What kind of window is it? Do you know if it is lead came or foil construction? Is it an outside window? Is it double or triple glazed or just the stained glass? If it is lead came, is the putty flaking out from under the lead? If so, replaceing the putty should take care of the problem. The best way to do this is to take the window out and lay it flat on a work table. Then (assuming the lead is all still good) use a dentist's pick to clean out the loose and flaky putty. Replace with putty made from whiting (calcium carbonate) and linseed oil. Force the putty under the leaves of the lead came with your thumbs and finger tips. Use a sharpened wooden dowel to run around the edges of the came. Roll putty over the window to pick up the loose putty you just cut off with the dowel. Sprinkle a SMALL amout of dry whiting over the window and brush with a natural bristle brush to clean and polish. Turn it over and repeat on the other side. Leave the panel laying flat for a week or so, turning it daily so that both sides dry.

If it is foil construction, it will probably continue to leak. I don't know of a way to fix it.

Rebecca

mowest 05-04-2005 08:17 AM

Thanks for that very informative answer. The windows are lead, but not practical to remove them - can the puttying be done in place?
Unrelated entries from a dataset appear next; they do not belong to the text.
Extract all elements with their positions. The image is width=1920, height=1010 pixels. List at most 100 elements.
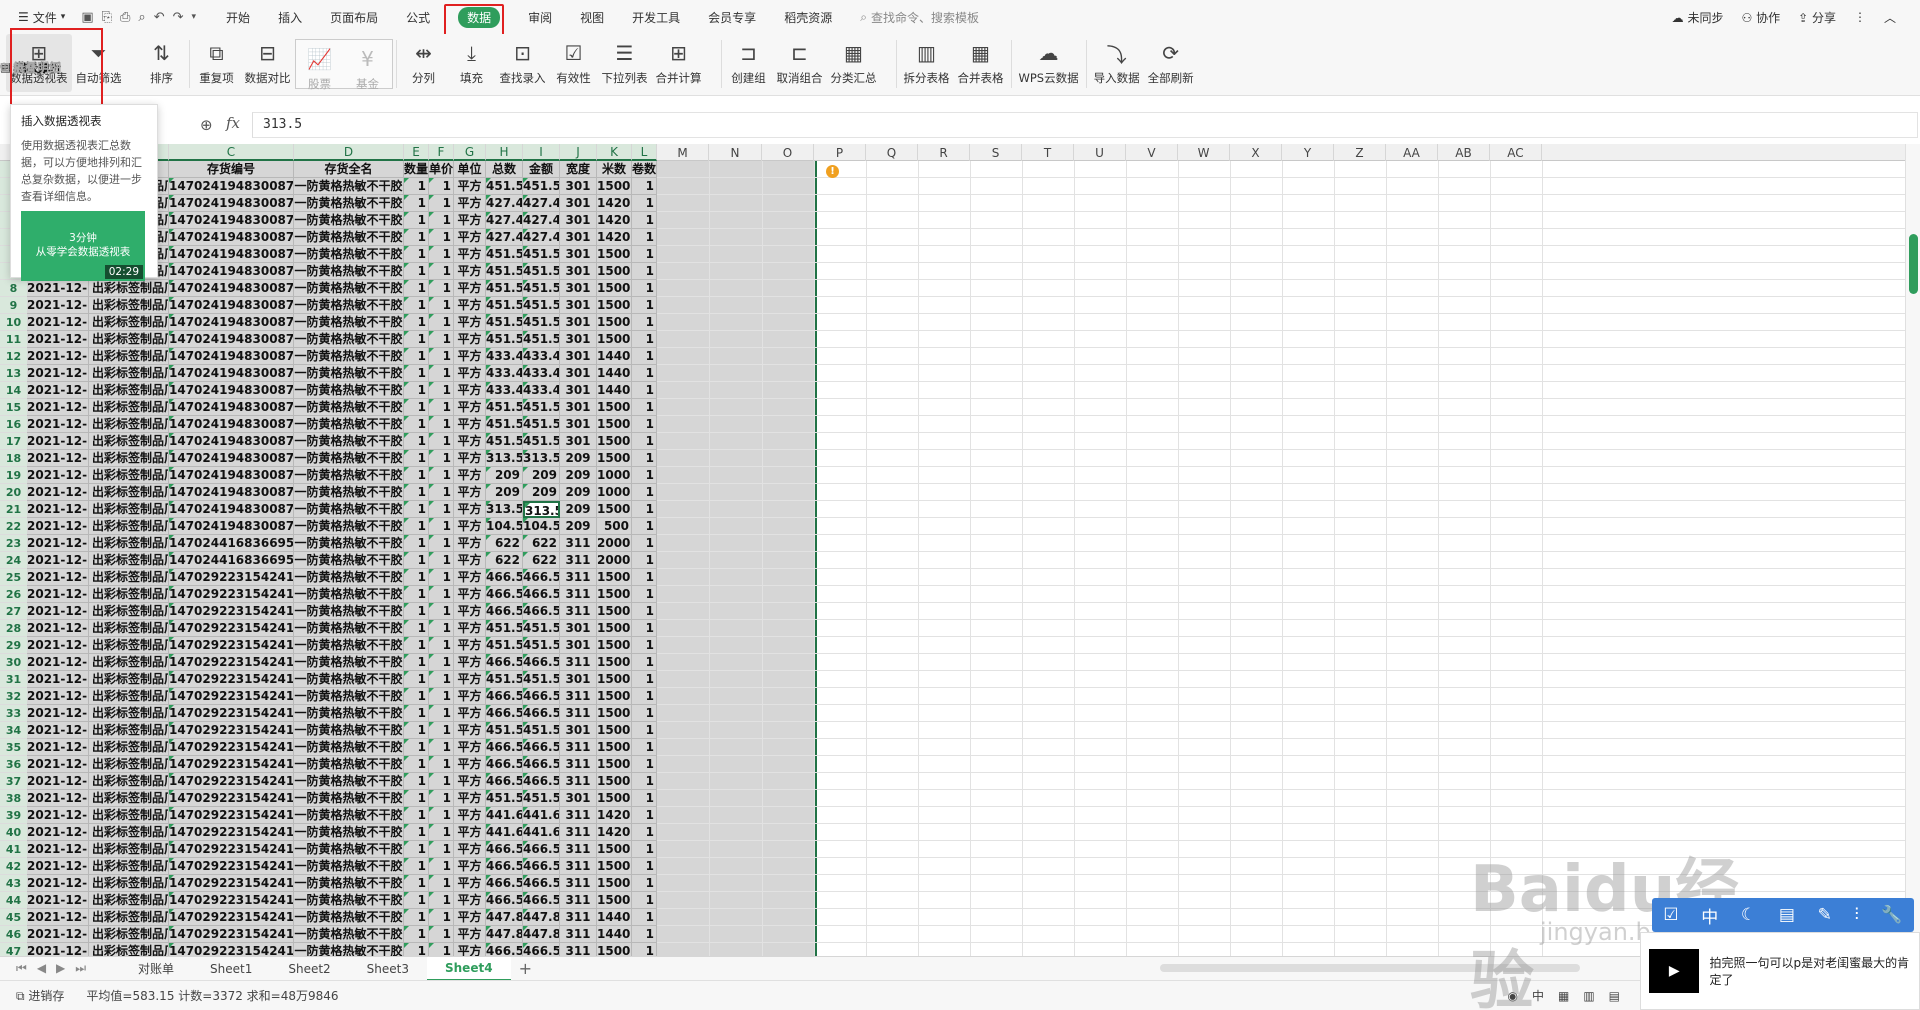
column-header-D[interactable]: D (294, 144, 404, 161)
cell[interactable]: 1500 (597, 331, 632, 348)
cell[interactable]: 466.5 (523, 569, 560, 586)
cell[interactable]: 2021-12-13 (27, 620, 89, 637)
cell[interactable]: 1 (632, 824, 657, 841)
cell[interactable]: 1 (632, 229, 657, 246)
cell[interactable]: 466.5 (486, 586, 523, 603)
cell[interactable]: 451.5 (523, 790, 560, 807)
cell[interactable]: 441.62 (486, 807, 523, 824)
row-number[interactable]: 42 (0, 858, 27, 875)
cell[interactable]: 1 (404, 739, 429, 756)
cell[interactable]: 466.5 (523, 603, 560, 620)
cell[interactable]: 2021-12-13 (27, 807, 89, 824)
cell[interactable]: 451.5 (523, 263, 560, 280)
cell[interactable]: 1 (632, 773, 657, 790)
cell[interactable]: 平方 (454, 637, 486, 654)
sheet-tab[interactable]: Sheet2 (270, 957, 348, 981)
cell[interactable]: 1470292231542415361 (169, 637, 294, 654)
column-header-O[interactable]: O (762, 144, 814, 161)
cell[interactable]: 一防黄格热敏不干胶 (294, 926, 404, 943)
cell[interactable]: 一防黄格热敏不干胶 (294, 654, 404, 671)
cell[interactable]: 1 (632, 909, 657, 926)
cell[interactable]: 1470292231542415361 (169, 705, 294, 722)
cell[interactable]: 1 (632, 263, 657, 280)
cell[interactable]: 2021-12-13 (27, 671, 89, 688)
customize-icon[interactable]: ▾ (192, 12, 197, 22)
cell[interactable]: 1 (404, 552, 429, 569)
cell[interactable]: 427.42 (486, 229, 523, 246)
cell[interactable]: 622 (523, 552, 560, 569)
cell[interactable]: 1470292231542415361 (169, 739, 294, 756)
cell[interactable]: 平方 (454, 535, 486, 552)
cell[interactable]: 平方 (454, 722, 486, 739)
column-header-M[interactable]: M (657, 144, 709, 161)
cell[interactable]: 451.5 (486, 314, 523, 331)
cell[interactable]: 451.5 (486, 722, 523, 739)
cell[interactable]: 451.5 (523, 331, 560, 348)
cell[interactable]: 平方 (454, 450, 486, 467)
cell[interactable]: 1 (429, 331, 454, 348)
cell[interactable]: 1 (404, 195, 429, 212)
cell[interactable]: 一防黄格热敏不干胶 (294, 637, 404, 654)
cell[interactable]: 1 (632, 790, 657, 807)
cell[interactable]: 1 (632, 331, 657, 348)
cell[interactable]: 平方 (454, 348, 486, 365)
cell[interactable]: 出彩标签制品厂 (89, 280, 169, 297)
cell[interactable]: 1 (632, 348, 657, 365)
cell[interactable]: 出彩标签制品厂 (89, 671, 169, 688)
cell[interactable]: 311 (560, 875, 597, 892)
cell[interactable]: 一防黄格热敏不干胶 (294, 246, 404, 263)
cell[interactable]: 一防黄格热敏不干胶 (294, 620, 404, 637)
cell[interactable]: 1440 (597, 382, 632, 399)
cell[interactable]: 一防黄格热敏不干胶 (294, 552, 404, 569)
cell[interactable]: 301 (560, 637, 597, 654)
cell[interactable]: 出彩标签制品厂 (89, 858, 169, 875)
last-sheet-icon[interactable]: ⏭ (75, 961, 86, 976)
cell[interactable]: 451.5 (523, 433, 560, 450)
cell[interactable]: 平方 (454, 926, 486, 943)
cell[interactable]: 447.84 (486, 909, 523, 926)
cell[interactable]: 301 (560, 620, 597, 637)
row-number[interactable]: 11 (0, 331, 27, 348)
cell[interactable]: 1 (404, 773, 429, 790)
cell[interactable]: 313.5 (486, 450, 523, 467)
cell[interactable]: 2021-12-13 (27, 416, 89, 433)
cell[interactable]: 466.5 (486, 603, 523, 620)
cell[interactable]: 1420 (597, 824, 632, 841)
page-break-icon[interactable]: ▤ (1609, 989, 1620, 1003)
cell[interactable]: 451.5 (486, 620, 523, 637)
cell[interactable]: 1 (429, 229, 454, 246)
cell[interactable]: 平方 (454, 246, 486, 263)
cell[interactable]: 出彩标签制品厂 (89, 314, 169, 331)
cell[interactable]: 209 (523, 467, 560, 484)
cell[interactable]: 一防黄格热敏不干胶 (294, 314, 404, 331)
cell[interactable]: 2021-12-13 (27, 450, 89, 467)
cell[interactable]: 1500 (597, 756, 632, 773)
cell[interactable]: 451.5 (486, 433, 523, 450)
cell[interactable]: 平方 (454, 705, 486, 722)
cell[interactable]: 451.5 (523, 280, 560, 297)
vertical-scrollbar[interactable] (1905, 144, 1920, 956)
cell[interactable]: 1440 (597, 348, 632, 365)
row-number[interactable]: 10 (0, 314, 27, 331)
cell[interactable]: 466.5 (523, 875, 560, 892)
cell[interactable]: 1 (429, 824, 454, 841)
cell[interactable]: 1470241948300877826 (169, 382, 294, 399)
cell[interactable]: 1470241948300877826 (169, 518, 294, 535)
cell[interactable]: 466.5 (486, 688, 523, 705)
cell[interactable]: 2021-12-13 (27, 586, 89, 603)
cell[interactable]: 1 (632, 246, 657, 263)
cell[interactable]: 平方 (454, 501, 486, 518)
cell[interactable]: 1 (429, 348, 454, 365)
cell[interactable]: 301 (560, 348, 597, 365)
cell[interactable]: 存货全名 (294, 161, 404, 178)
cell[interactable]: 466.5 (523, 858, 560, 875)
cell[interactable]: 1470292231542415361 (169, 807, 294, 824)
cell[interactable]: 1500 (597, 875, 632, 892)
cell[interactable]: 466.5 (486, 705, 523, 722)
cell[interactable]: 出彩标签制品厂 (89, 841, 169, 858)
cell[interactable]: 出彩标签制品厂 (89, 892, 169, 909)
cell[interactable]: 1 (404, 671, 429, 688)
cell[interactable]: 2021-12-13 (27, 841, 89, 858)
row-number[interactable]: 35 (0, 739, 27, 756)
autosave-status[interactable]: ⧉ 进销存 (16, 987, 64, 1004)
I guess it must be feasible, as normal single-glazed windows are done in this way.

imported_Rebecca 05-04-2005 11:55 AM

They can be done in place if you are careful not to push against the window. It will be messy. If someone asked me to reputty a leaded panel in place, I would probably tell them "no." But it is possible if you are careful. Single glazed windows are a bit different because you are not trying to force the putty UNDER the frame. For leaded windows, you really want to try to push the putty under the leaves of the lead.

Rebecca

Quote:

Originally posted by mowest
Thanks for that very informative answer. The windows are lead, but not practical to remove them - can the puttying be done in place? I guess it must be feasible, as normal single-glazed windows are done in this way.

MgMopar 05-04-2005 01:39 PM

Reading this made me think, would mowest be able to use a sheet of cardboard over a cut to size peace of plywood and fasten or support it on the opposing side of the window to help support it wile working with the putty?

imported_Rebecca 05-04-2005 05:56 PM

Quote:

Originally posted by MgMopar
Reading this made me think, would mowest be able to use a sheet of cardboard over a cut to size peace of plywood and fasten or support it on the opposing side of the window to help support it wile working with the putty?
That would be the best way to do it. A piece of plywood on the opposite side of the window from where he was working would support it and keep it from bowing. Once it starts to bow, it is hard to remedy in place.